Lost in the Twilight Zone Marathon | Ep 6 | Consent

*Trigger Warning: SA*

Prom night, and this time I know Alina will let me hit. I’ve got the liquid encouragement. It’s foolproof, a guarantee. “She’ll do whatever you say,” the salesman promised me, and it didn’t cost me a thing.

Only my soul.

But joke’s on the devil, because I don’t plan on dying soon.

Getting her to drink it is tricky. Girls these days are hesitant to take a drink from a guy unsolicited. So I spike the punch instead.

By the third slow jam, I’m hard as a rock and leading her out the back door of our school gymnasium to my car, and in the passenger seat, I’m on top of her with my togue half-way down her windpipe, one hand under her dress, and the other fumbling around in the glove compartment for the pack of Magnums. When I feel it, I temporarily break away and bite into the foil to rip the condom out.
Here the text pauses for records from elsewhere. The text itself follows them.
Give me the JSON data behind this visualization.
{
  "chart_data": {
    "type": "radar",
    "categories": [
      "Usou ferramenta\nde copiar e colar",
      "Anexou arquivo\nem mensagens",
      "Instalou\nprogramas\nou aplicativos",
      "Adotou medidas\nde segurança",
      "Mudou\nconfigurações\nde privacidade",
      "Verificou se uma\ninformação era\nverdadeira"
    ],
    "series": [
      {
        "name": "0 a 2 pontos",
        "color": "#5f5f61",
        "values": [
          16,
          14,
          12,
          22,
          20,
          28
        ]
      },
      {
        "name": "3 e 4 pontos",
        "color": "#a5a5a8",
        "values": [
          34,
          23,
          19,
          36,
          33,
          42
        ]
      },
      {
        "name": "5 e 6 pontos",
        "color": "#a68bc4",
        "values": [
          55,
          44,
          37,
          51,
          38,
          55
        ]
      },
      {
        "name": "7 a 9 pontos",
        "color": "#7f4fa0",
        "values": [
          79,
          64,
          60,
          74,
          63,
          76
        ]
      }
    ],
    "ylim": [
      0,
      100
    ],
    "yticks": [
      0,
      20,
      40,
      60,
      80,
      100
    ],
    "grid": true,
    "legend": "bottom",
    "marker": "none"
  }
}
“Wait,” she says, looking behind her.

I turn her chin. “Do whatever I say,” I repeat the words of my benefactor and hike up her dress.

There’s a knock on the window, and sudden panic at the thought that it could be a parent chaperone or an assistant principal forces me to stuff my dick back in my pants and roll down the window.

It’s just Tina, the beast of a volleyball captain, who could easily be a linebacker if the football team accepted girls.

“What do you want?”

She grabs me by the lapels and yanks me out of the car through the window like I’m a rag doll.

“The fuck, girl?” Goddamn, I didn’t know she was that strong.

“Russell, did I ever tell you how hot you look in a tux?”

“I—”

She rips open my shirt—buttons flying—and teeth first, dives straight for my chest…

***

When I wake in Hell, the devil says in a mocking voice, “Did I forget to mention?” His laugh starts low and guttural and slowly grows into a roaring cackle that echos through the caverns. “You only needed one drop. Use too much, and they’ll eat your heart out!”

© 2021 Nortina Simmons


Ever notice in the Twilight Zone episode “The Chaser” the alchemist that Roger buys the love potion from is named Professor A. Daemon? Subtle, Rod Serling, very subtle. Makes sense since the guy is robbing a woman of her consent.

Also, my inspiration for the devil character is the truly deceptive genie from “The Man in the Bottle.” Play this scene while you’re reading the final paragraph. Doesn’t he make the perfect devil?